Drew's injury this year has nothing to do with the risk that he brought with him. That risk came, as I recall, from his knees. Unless it's clear that his bad knees caused him to not be able to get out of the way of a wayward pitch, I don't think anyone but that pitcher can be blamed for Drew missing time.
Damn or praise Depodesta all you want. McCourt is establishing a terrifying track record for Dodger fans. What is all the more disturbing is to consider that Dan Evans did a spectacular job putting together the 2004 Division Champs, as well as restoring a much depleted farm system. He deserves far more credit for the 2004 team than Depodesta, and did not deserve to be fired. As for the 2005 team, Depodesta can take every last bit of credit. Depodesta seemed to be well on the way to deserving layoff, but, seems to have deserved better from McCourt.
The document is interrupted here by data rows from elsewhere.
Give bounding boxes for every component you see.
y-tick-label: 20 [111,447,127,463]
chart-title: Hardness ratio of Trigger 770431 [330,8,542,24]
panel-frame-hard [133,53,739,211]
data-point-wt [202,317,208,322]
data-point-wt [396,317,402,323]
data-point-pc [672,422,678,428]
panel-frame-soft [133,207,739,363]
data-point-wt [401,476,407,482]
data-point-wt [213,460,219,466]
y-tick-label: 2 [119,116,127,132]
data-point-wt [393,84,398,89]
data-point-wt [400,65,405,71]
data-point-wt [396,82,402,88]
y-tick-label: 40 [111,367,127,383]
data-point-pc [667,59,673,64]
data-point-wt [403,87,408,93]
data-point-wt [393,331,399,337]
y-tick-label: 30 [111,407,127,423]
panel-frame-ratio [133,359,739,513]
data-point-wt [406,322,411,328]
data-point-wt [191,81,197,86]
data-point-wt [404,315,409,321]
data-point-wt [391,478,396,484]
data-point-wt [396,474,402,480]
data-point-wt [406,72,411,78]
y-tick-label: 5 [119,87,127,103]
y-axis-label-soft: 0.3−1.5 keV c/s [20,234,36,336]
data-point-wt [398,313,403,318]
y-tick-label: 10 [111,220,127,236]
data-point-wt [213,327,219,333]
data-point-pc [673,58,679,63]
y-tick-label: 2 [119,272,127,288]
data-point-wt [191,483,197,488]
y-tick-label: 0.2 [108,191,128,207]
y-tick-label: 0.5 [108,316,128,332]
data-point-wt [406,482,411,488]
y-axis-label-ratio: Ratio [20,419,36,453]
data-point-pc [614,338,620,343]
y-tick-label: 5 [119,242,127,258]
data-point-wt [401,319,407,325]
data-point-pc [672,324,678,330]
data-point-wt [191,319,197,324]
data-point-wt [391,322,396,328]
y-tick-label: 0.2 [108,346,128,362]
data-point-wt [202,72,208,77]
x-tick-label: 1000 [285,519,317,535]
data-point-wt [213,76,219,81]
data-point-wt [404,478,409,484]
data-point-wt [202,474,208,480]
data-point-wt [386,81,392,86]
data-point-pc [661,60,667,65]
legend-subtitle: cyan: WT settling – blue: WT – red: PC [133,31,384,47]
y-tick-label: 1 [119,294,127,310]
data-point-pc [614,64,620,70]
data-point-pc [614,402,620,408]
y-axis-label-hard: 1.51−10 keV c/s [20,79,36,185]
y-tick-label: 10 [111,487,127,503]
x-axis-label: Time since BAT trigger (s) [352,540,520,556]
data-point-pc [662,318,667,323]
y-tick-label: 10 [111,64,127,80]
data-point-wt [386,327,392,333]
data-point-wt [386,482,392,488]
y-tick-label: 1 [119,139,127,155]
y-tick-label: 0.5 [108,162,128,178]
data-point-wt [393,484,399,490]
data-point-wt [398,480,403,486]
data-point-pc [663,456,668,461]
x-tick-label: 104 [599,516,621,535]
I won't miss Depodesta, but it's alarming to consider McCourt's inability to evaluate baseball situations, especially since he seems like such a reactionary fellow. He seems constantly to be attempting to appease both the fans and the media, while not addressing the bigger issues. Plus, in spite of what he may say, I don't believe he will spend the money. While I'm not about to begin routing for the Angels, I am preparing myself to go back into a LA Rams fan mindset and just revel in the ineptitude.
McCourt is like Stienbrenner, only without any cash... or, perhaps a more suitable comparison, McCourt is going to give Donald Sterling a run for his money as LA's most dispicable sports figure.